ADVM-053 for Hereditary Angioedema (HAE)
Complete IND-enabling preclinical studies.
Submit an IND Application to the FDA in the second half of 2018.
Upcoming Events
Adverum plans to attend the following upcoming conferences:
° Cowen 38th Annual Health Care Conference in Boston on March 12, 2018 at 1:30 pm ET
° Cowen 17th Annual Life Sciences Winter Meeting in Colorado, March 20-23, 2018
° ARM Cell & Gene Therapy Investor Day in New York, April 17, 2018
° ARVO 2018 Annual Meeting in Honolulu, April 29-May 3, 2018
• Poster titled “Therapeutic potential and safety of sequential intravitreal dosing to the contralateral eye of novel AAV vectors in non-human primates” on May 3, 2018, 8:15 – 10:00 am HST
• Poster titled “Long-term functional delivery of the human L-opsin cDNA via intravitreal administration of an AAV vector in Mongolian gerbils” on May 3, 2018, 8:15 - 10:00 am HST
° 2nd Annual Gene Therapy for Rare Disorders 2018 Meeting in Boston, April 30-May 2, 2018
° ASGCT 21st Annual Meeting in Chicago, May 16-19, 2018
Financial Results for the Three Months Ended December 31, 2017
Cash, cash equivalents and marketable securities were $190.5 million as of December 31, 2017, compared to $186.6 million as of September 30, 2017 and $222.2 million as of December 31, 2016. The year-end cash position, added with approximately 64 million in net proceeds raised in February 2018, is expected to fund the three lead gene therapy programs through the end of 2019, including preliminary clinical data for at least two of these programs, and through the initial stage of scaling up manufacturing capabilities.

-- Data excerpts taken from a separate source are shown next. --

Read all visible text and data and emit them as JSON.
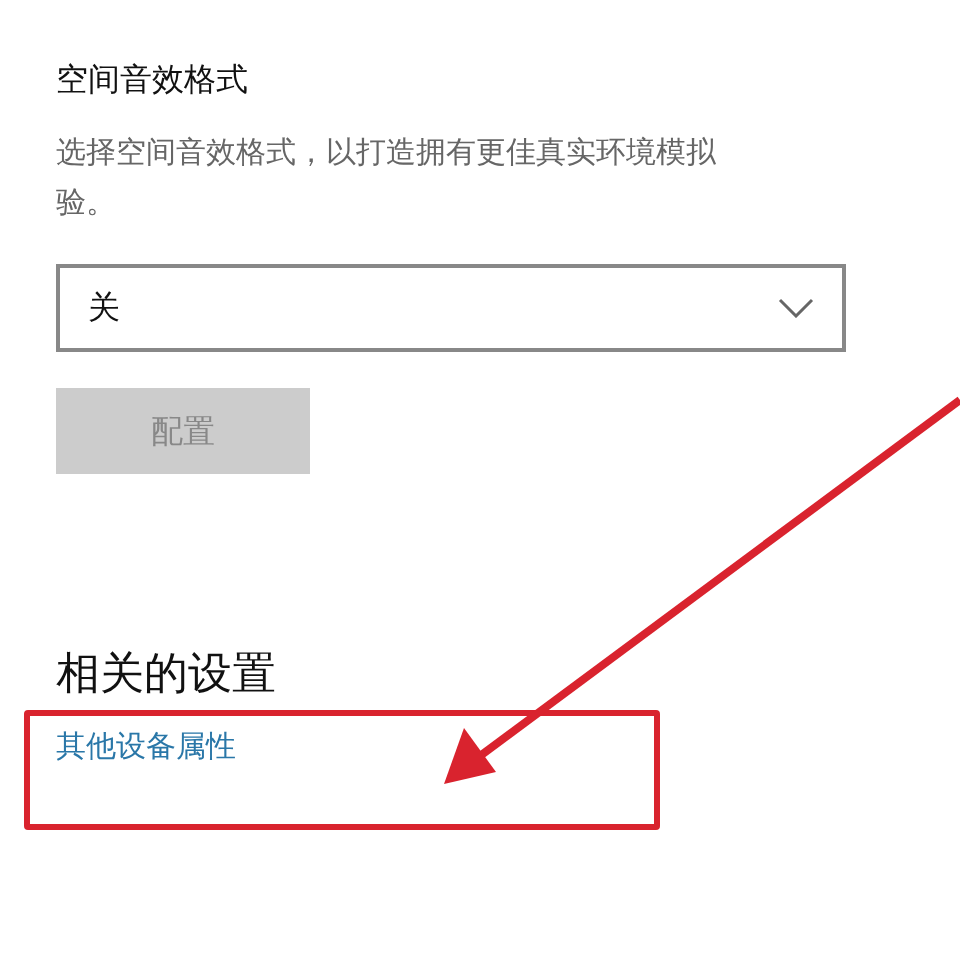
{
  "spatial_sound": {
    "title": "空间音效格式",
    "description_lines": [
      "选择空间音效格式，以打造拥有更佳真实环境模拟",
      "验。"
    ],
    "dropdown": {
      "value": "关"
    },
    "button": {
      "label": "配置",
      "disabled": true
    }
  },
  "related_settings": {
    "title": "相关的设置",
    "links": [
      "其他设备属性"
    ]
  },
  "annotations": {
    "highlight_box": true,
    "pointer_arrow": true
  }
}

Revenues, consisting of revenue from collaborative research, were $0.5 million for the three months ended December 31, 2017, compared to $0.5 million for the same period in 2016.

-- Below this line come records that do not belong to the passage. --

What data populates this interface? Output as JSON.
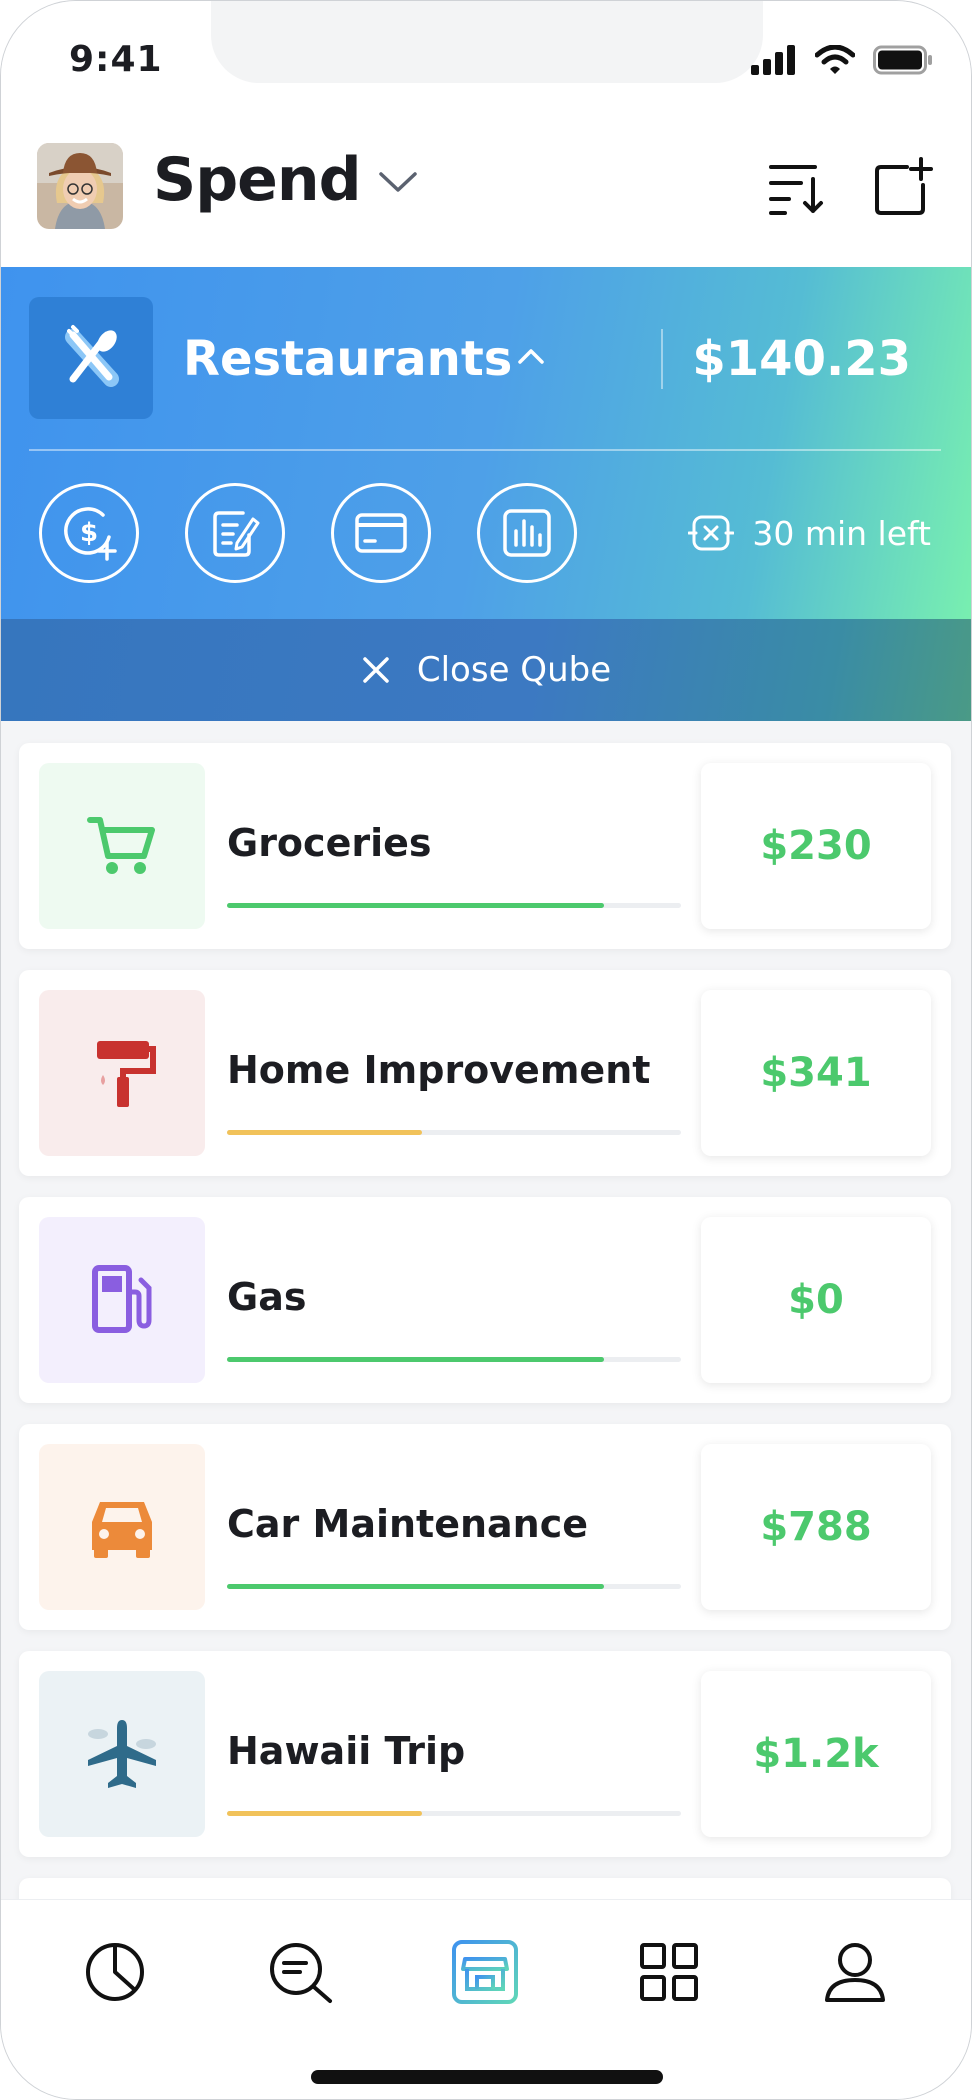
{
  "status_bar": {
    "time": "9:41"
  },
  "header": {
    "title": "Spend"
  },
  "qube": {
    "category": "Restaurants",
    "amount": "$140.23",
    "timer_text": "30 min left",
    "close_label": "Close Qube",
    "actions": [
      "add-funds-icon",
      "notes-icon",
      "card-icon",
      "report-icon"
    ]
  },
  "categories": [
    {
      "name": "Groceries",
      "amount": "$230",
      "progress": 0.83,
      "bar_color": "#4cc96d",
      "icon": "cart-icon",
      "icon_color": "#4cc96d",
      "icon_bg": "#eefaf1"
    },
    {
      "name": "Home Improvement",
      "amount": "$341",
      "progress": 0.43,
      "bar_color": "#f1c25a",
      "icon": "paint-roller-icon",
      "icon_color": "#c8322f",
      "icon_bg": "#f9ecec"
    },
    {
      "name": "Gas",
      "amount": "$0",
      "progress": 0.83,
      "bar_color": "#4cc96d",
      "icon": "gas-pump-icon",
      "icon_color": "#8a5ee0",
      "icon_bg": "#f3effd"
    },
    {
      "name": "Car Maintenance",
      "amount": "$788",
      "progress": 0.83,
      "bar_color": "#4cc96d",
      "icon": "car-icon",
      "icon_color": "#ec8a3a",
      "icon_bg": "#fdf3ec"
    },
    {
      "name": "Hawaii Trip",
      "amount": "$1.2k",
      "progress": 0.43,
      "bar_color": "#f1c25a",
      "icon": "airplane-icon",
      "icon_color": "#2f6b8a",
      "icon_bg": "#ebf2f5"
    }
  ],
  "tabs": [
    "chart-tab-icon",
    "search-tab-icon",
    "store-tab-icon",
    "grid-tab-icon",
    "profile-tab-icon"
  ],
  "colors": {
    "accent_green": "#4cc96d",
    "qube_blue": "#3f93ee",
    "qube_green": "#78efb0"
  }
}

Research and development expenses were $12.0 million for the three months ended December 31, 2017, compared to $7.9 million for the same period in 2016. This increase was due to an overall increase in research and development activities for the Company’s gene therapy programs, primarily for material production costs for the ADVANCE clinical trial for ADVM-043.
General and administrative expenses were $4.0 million for the three months ended December 31, 2017, compared to $4.8 million for the same period in 2016. This decrease was primarily due to lower legal fees.
Net loss attributable to common stockholders was $14.8 million, or $0.32 per basic and diluted share, for the three months ended December 31, 2017, compared to $22.4 million, or $0.54 per basic and diluted share, for the same period in 2016.
Shares of common stock outstanding were 62.2 million as of February 28, 2018.